On top of that, it's an OS system call to map and unmap pages, which means you incur a system-call on every allocation and deallocation, which is much slower than using a user-space allocator.
Someone else already mentioned, but garbage collected languages do actually do this. Because they’re fully in control of memory (the language exposes no raw pointers), they’re able to create the layer of indirection you’ve suggested and move things around as they please. I know at minimum the JVM does this. The term to search for is “heap compaction.”
There’s also the weird and wonderful work of Emery Berger et al with their “Mesh” malloc implementation, which blows my mind: https://youtu.be/XRAP3lBivYM.
If malloc were to return something like an address that holds the address of memory allocated there is nothing preventing the program from reading that address, doing math on it, and storing it somewhere else.
I'm glad you like the playground. If you don't mind me asking, what/where/how do you teach? I was actually hoping to get the attention of educators with this tool to see if it would make sense in, e.g., undergrad CS courses.
I've started writing my next post and have learnt a bit more about PixiJS/GSAP3, and think I know a way to do it that would work nicely but would require changing some of the underlying code. I can't promise I'll revisit this soon, but I would like to in future.
malloc/free: 207294429ns
slab: 74795526ns
A 74% reduction in runtime is pretty nice.
There's something refreshing about firing up a C (or maybe now Zig, in my case) compiler and allocating a gigabyte of memory, and seeing that your process is using exactly 1GB.
How did you measure that? What was fastest? I'd imagine sbrk is faster than mmap, but I haven't checked. If you're on Linux, then doing a virtual memory allocation will not cause the memory to have physical representation. Did you populate the pages through looping? Or did you use MAP_POPULATE?
I saw that madvise was going to get MADV_POPULATE_(READ|WRITE) in the Linux kernel mailing lists back in 2021, but I haven't seen it on the kernels that I use (5.4, 5.15)
It would make the site much more accessible and clear in the event you didn't realize you had to click forward.

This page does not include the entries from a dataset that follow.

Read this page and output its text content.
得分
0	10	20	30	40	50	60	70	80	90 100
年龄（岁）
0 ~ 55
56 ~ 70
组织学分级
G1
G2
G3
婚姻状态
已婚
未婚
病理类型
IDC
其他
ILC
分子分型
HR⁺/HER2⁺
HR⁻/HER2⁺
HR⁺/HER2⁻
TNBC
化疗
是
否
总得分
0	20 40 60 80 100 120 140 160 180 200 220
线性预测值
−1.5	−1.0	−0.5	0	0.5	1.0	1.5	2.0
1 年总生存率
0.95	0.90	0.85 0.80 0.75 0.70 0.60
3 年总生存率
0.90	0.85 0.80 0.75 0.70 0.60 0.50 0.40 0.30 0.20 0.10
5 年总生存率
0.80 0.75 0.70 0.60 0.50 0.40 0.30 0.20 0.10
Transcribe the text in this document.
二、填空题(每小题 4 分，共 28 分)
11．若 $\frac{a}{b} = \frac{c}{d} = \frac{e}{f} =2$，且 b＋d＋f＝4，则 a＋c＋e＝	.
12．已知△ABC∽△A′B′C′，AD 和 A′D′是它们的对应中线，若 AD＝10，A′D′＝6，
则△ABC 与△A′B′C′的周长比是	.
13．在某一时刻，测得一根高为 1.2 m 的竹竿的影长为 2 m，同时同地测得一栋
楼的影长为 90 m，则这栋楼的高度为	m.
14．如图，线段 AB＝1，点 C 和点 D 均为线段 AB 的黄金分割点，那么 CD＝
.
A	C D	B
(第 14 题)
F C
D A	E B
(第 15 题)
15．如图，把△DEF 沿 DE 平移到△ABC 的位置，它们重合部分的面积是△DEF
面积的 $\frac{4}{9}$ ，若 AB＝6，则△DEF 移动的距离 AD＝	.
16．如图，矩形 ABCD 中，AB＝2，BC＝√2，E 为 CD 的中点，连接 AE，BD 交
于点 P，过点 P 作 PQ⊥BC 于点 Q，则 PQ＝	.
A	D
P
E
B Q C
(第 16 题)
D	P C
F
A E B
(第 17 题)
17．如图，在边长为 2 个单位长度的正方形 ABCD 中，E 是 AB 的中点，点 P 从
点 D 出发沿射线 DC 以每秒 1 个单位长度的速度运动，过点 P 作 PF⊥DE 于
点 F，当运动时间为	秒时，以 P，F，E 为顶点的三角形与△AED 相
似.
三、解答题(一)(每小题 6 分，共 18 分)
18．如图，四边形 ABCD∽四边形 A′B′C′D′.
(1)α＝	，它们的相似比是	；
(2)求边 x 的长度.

While I also hate the overuse of JavaScript, this is exactly how it's meant to be used – adding small bits of interactivity to documents.
Definitely open to ideas.
Most of the research for this post was done by reading papers for various malloc implementations (phkmalloc, dlmalloc, tcmalloc, mimalloc) and reading their source code.
It instills the idea that you should be asking a question at this point. Some information has been provided that should generate more questions in your head, if you're keeping pace.